Students from Carnegie Mellon University, the Massachusetts Institute of Technology, The University of Pennsylvania, and Northwestern University congregated in Chicago for a 24 hour design challenge. The Shirley Ryan Ability Lab provided us with tours of their facilities and prompted the challenge. Our team of four, consisting of one student from each university, worked to address the travel needs of those who are deaf or hard of hearing, specifically focusing on "first-mile/last-mile" difficulties.
Over the 24-hour period of the challenge, we worked to each of our strengths and weaknesses, delegating roles accordingly. As a team, we learned to integrate our unique skills and background experiences to create minimum viable and medium fidelity prototypes. Our solution relied on haptic feedback for users navigating busy city streets and public transportation scenarios.
Roles I Played
Rapidly built team and assessed strengths to work effectively
Rapidly iterated under extreme circumstances
Created of minimum viable prototypes
Prototyped with a "MacGyver" mindset
Given the rapid nature of this process, the research conducted was entirely secondary in nature. On the evening the challenge began, we went for a one-mile walk in downtown Chicago while depriving ourselves of hearing - wearing headphones and noise cancelling ear plugs. This excursion allowed us to experience first hand some of the difficulties faced by users with hearing impairments while out in the real world.
We synthesized our experiences using sorting exercises and a series of rapid frameworks, including an input/output chart of current alerts and a journey map. Our greatest insight was that while many people use their phone as a way of navigating, looking at the phone while deaf or hard of hearing can lead to total loss of awareness of one's surroundings. We sought a means to offer navigation assistance and situational awareness to the user, without the use of distracting or attention-consuming stimuli.
The design needed to be discrete, universally appealing, and difficult to lose or misplace. We wanted to make sure the device easily learnable so that users would be more likely to try it and to continue using it.
We conceptualized a prototype to test and designed a minimum viable prototype to experiment with as we walked across campus. We "MacGyvered" a vibrating mechanism using two telephones, one sending messages to generate vibrations and one attached to a team member's shoe.
Our team member was able to distinguish between different vibration patterns and identify which foot was receiving the vibration even while walking.
By using different vibration patterns for warnings and giving directions, we were able to lead our team member on a walk around campus. For example, a double vibration on the right foot indicated to turn right in ten feet, while a long vibration indicated a "noise warning," such as approaching ambulance to be aware of. While we were testing, our team member confirmed which vibration he had gotten, indicating what navigational direction he believed he was supposed to follow or what warning he had received.
Using the information gathered during the prototype testing, we reevaluated our design and presented our concepts to a member of the Chicago Regional Transportation Authority's Travel Training Program. Following our discussion and reevaluation, we repeated the prototyping process to develop a "looks like" prototype with popsicle sticks (final image at left).
The final design from this process was a second, medium resolution prototype that resolved issues found in our previous popsicle stick model surrounding accessibility of technology and ease of access to technology charging.
Challenge mentors from each of the four schools, as well as challenge leaders from the Ability Lab raised concerns about potential implications of having to remove the device from the shoe to charge it - what if it got forgotten at home?

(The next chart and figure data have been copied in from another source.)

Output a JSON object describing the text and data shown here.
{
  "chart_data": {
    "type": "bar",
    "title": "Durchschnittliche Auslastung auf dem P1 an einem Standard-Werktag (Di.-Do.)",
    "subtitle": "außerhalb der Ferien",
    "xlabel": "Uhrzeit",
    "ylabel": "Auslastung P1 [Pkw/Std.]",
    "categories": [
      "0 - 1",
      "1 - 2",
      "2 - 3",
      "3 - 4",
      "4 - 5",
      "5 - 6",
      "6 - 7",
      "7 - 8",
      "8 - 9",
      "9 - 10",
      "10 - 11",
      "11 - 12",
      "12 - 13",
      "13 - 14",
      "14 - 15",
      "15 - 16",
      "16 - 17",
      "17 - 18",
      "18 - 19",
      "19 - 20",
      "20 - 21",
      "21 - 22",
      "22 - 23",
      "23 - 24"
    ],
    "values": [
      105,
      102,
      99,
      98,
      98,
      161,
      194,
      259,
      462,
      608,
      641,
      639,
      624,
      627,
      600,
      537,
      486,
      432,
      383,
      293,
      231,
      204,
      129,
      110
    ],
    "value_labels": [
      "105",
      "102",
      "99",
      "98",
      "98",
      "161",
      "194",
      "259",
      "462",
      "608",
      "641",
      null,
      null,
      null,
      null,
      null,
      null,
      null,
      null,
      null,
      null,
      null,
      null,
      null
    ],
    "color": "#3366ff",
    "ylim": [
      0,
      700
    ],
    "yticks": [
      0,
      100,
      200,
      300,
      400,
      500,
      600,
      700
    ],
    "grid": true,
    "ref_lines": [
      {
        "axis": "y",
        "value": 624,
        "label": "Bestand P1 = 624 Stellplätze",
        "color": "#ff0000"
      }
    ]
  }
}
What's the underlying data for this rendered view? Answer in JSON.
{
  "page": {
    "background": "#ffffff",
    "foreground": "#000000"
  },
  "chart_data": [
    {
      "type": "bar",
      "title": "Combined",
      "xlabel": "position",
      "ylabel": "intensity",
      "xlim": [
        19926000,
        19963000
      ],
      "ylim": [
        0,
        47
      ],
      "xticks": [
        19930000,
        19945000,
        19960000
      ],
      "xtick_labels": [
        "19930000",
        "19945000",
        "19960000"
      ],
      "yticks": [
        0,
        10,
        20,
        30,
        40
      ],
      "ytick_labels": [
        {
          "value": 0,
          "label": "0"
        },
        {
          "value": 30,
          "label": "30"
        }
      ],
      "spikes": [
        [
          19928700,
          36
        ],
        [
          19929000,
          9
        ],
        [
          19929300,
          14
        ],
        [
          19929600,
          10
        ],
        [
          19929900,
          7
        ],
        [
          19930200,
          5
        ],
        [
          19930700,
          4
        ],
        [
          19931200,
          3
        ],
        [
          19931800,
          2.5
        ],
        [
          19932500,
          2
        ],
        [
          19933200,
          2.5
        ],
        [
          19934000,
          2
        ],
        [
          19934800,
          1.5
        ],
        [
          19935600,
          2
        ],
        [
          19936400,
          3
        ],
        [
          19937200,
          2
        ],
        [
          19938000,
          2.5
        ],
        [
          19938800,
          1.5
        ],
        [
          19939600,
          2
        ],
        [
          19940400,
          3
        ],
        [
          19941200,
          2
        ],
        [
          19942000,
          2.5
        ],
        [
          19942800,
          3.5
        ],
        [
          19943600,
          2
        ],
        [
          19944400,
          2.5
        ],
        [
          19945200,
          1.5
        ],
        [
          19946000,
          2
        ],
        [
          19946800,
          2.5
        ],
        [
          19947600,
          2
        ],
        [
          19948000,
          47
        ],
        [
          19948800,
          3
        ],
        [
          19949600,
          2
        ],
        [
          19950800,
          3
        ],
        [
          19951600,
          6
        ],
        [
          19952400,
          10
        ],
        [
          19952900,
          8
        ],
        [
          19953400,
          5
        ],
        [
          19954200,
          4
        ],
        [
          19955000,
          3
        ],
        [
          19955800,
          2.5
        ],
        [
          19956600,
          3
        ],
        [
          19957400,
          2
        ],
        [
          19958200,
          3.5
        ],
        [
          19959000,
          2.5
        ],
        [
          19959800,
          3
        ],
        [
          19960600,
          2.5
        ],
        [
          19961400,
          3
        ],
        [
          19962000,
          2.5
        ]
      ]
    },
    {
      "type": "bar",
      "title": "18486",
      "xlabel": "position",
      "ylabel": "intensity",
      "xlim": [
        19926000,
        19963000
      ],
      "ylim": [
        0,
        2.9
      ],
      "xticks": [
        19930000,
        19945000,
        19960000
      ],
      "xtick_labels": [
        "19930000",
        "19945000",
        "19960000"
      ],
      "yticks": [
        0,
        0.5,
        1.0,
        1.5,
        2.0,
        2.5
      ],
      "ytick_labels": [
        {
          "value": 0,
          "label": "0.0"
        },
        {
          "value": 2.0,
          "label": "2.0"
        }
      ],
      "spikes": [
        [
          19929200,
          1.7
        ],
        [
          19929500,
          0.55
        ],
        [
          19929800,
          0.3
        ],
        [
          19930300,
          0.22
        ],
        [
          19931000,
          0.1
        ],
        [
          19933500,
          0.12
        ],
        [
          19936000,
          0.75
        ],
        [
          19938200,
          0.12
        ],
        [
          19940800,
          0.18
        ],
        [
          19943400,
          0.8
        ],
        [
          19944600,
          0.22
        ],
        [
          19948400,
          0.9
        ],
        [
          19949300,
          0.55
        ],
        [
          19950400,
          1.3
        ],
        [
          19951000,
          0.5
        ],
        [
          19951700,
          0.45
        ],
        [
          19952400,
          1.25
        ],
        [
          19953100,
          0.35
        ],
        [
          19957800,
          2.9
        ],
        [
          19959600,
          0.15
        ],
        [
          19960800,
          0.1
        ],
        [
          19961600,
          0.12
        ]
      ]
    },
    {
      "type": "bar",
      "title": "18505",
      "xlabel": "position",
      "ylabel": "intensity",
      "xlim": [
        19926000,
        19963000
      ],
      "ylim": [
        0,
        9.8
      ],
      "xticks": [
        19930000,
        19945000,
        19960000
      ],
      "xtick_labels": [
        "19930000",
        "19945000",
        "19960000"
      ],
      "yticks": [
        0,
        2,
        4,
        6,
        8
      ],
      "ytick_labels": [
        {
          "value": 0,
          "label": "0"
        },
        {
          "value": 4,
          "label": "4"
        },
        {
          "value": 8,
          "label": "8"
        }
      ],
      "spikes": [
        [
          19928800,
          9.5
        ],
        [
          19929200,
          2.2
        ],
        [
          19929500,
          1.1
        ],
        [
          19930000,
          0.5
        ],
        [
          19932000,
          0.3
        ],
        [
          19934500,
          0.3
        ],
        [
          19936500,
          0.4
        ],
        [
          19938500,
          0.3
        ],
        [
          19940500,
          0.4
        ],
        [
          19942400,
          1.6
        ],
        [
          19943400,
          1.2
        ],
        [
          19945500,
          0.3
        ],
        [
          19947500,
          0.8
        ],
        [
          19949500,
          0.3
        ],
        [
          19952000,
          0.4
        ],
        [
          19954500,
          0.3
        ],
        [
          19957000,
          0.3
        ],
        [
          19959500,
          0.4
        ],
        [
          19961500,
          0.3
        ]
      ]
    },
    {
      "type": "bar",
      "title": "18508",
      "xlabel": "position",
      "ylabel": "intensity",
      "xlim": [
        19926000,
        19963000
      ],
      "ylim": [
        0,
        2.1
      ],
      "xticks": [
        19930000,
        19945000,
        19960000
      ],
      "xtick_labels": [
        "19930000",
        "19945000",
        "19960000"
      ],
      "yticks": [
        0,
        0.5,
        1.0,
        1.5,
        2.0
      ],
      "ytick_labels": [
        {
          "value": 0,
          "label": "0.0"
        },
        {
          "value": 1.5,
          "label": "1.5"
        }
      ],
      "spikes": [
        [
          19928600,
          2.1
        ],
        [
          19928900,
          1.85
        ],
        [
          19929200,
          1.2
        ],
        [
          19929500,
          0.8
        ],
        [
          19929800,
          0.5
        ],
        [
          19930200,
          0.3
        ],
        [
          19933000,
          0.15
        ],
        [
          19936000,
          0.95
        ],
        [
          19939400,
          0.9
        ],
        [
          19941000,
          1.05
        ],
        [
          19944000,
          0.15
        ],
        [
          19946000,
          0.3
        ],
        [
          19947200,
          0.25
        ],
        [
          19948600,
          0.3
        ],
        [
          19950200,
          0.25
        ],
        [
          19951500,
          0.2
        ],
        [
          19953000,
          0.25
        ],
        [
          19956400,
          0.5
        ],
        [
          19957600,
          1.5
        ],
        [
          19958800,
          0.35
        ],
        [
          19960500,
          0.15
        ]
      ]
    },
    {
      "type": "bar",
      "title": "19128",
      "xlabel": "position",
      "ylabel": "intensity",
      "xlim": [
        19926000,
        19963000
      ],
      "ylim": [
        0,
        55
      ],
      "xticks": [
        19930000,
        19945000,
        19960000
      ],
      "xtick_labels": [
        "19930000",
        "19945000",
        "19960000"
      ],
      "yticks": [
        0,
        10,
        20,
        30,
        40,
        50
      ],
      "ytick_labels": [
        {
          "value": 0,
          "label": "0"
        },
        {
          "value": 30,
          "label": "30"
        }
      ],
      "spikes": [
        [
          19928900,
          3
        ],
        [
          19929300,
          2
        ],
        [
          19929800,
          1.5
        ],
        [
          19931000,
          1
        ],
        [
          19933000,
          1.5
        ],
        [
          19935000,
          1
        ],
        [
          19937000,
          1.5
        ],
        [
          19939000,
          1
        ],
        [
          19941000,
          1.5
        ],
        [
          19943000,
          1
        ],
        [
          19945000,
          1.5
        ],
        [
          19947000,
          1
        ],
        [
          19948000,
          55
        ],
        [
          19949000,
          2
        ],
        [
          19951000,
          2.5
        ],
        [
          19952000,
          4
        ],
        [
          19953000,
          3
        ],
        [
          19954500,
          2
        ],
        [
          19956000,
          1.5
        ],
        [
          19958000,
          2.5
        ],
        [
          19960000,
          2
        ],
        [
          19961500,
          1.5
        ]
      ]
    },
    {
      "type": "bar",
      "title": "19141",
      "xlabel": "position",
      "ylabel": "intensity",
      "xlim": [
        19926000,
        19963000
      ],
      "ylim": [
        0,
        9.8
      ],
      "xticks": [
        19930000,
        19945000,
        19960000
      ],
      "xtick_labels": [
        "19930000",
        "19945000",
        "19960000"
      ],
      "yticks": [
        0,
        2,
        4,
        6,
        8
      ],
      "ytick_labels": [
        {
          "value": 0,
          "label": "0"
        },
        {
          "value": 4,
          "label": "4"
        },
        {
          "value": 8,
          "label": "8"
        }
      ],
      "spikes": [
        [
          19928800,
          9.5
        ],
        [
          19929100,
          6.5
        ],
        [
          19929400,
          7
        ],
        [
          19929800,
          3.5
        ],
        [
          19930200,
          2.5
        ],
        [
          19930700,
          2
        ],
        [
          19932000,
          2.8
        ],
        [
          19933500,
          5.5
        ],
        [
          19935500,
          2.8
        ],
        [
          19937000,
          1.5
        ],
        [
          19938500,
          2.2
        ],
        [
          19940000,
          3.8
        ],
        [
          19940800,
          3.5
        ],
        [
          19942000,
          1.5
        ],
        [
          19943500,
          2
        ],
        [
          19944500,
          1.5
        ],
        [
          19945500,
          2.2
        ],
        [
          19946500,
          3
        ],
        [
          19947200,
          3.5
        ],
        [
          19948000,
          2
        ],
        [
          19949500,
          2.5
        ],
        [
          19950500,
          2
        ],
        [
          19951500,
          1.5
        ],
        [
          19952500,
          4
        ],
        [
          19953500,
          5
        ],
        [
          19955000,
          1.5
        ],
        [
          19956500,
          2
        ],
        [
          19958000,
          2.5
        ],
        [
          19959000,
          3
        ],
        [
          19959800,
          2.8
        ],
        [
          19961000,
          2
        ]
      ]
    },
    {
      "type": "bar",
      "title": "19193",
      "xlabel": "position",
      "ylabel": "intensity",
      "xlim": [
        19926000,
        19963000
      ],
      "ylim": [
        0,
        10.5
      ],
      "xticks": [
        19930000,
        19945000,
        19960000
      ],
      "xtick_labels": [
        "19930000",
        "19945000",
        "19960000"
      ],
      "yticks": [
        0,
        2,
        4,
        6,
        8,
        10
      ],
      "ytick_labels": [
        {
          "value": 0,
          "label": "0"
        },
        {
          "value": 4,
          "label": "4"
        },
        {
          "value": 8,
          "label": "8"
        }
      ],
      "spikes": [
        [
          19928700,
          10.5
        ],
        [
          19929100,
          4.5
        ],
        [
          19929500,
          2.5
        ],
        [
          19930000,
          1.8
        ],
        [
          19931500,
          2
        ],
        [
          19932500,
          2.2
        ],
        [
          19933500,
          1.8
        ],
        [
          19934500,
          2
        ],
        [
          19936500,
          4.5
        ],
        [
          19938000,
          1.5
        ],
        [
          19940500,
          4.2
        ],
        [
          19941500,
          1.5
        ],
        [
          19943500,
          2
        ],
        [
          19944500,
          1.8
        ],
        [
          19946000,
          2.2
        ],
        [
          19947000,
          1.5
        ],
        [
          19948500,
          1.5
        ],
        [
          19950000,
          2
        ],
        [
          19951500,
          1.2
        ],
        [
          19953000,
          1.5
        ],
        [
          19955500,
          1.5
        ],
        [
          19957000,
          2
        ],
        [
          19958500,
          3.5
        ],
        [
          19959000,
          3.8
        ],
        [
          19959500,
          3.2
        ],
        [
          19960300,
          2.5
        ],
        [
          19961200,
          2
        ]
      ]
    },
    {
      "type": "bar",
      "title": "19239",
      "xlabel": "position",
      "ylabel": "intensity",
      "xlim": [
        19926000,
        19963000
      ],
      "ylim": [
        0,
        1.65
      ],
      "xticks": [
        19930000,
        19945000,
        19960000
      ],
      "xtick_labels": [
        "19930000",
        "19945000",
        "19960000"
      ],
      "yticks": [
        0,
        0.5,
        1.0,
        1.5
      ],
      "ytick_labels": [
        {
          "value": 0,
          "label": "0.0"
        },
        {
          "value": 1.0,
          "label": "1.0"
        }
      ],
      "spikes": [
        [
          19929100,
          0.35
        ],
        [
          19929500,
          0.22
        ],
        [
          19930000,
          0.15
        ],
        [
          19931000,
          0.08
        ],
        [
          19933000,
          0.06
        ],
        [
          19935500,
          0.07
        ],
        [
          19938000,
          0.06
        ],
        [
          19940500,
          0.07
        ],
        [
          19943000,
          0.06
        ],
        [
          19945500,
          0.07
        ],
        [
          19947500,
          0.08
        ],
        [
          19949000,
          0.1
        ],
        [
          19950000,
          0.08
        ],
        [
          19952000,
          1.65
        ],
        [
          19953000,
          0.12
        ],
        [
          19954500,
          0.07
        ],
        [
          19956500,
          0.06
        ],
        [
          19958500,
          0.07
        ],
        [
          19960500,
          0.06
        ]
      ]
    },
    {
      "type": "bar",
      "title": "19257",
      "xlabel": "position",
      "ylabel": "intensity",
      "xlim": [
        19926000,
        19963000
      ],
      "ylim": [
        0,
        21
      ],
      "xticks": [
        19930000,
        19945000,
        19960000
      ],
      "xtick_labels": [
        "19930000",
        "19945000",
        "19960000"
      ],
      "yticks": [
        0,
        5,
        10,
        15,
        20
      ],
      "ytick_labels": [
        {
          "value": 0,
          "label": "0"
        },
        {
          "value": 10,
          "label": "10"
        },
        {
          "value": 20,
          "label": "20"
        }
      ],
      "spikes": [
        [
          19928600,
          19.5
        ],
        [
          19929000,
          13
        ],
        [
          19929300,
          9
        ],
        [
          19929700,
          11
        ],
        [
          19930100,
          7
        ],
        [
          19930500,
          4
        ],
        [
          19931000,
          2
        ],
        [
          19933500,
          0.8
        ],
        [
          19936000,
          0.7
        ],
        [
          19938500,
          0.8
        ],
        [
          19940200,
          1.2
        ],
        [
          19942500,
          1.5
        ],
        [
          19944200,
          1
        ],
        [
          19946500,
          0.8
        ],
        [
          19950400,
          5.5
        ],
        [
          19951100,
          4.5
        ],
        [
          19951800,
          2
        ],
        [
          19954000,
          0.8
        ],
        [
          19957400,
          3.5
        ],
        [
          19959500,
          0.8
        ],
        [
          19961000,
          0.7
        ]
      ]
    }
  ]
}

Our team realized through this conversation that, addressing potential areas of user error could also account for users without consistent access to wall-charging devices. We put the device in the heel of the shoe, with the intent of creating a self-charing device. With every step, internal stress generated in the device by the user walking would maintain the device's charge. As a result, the heel insert would never need to be removed from the shoe, making it impossible to accidentally leave at home, assuming each pair of shoes could have its own set of the navigational device.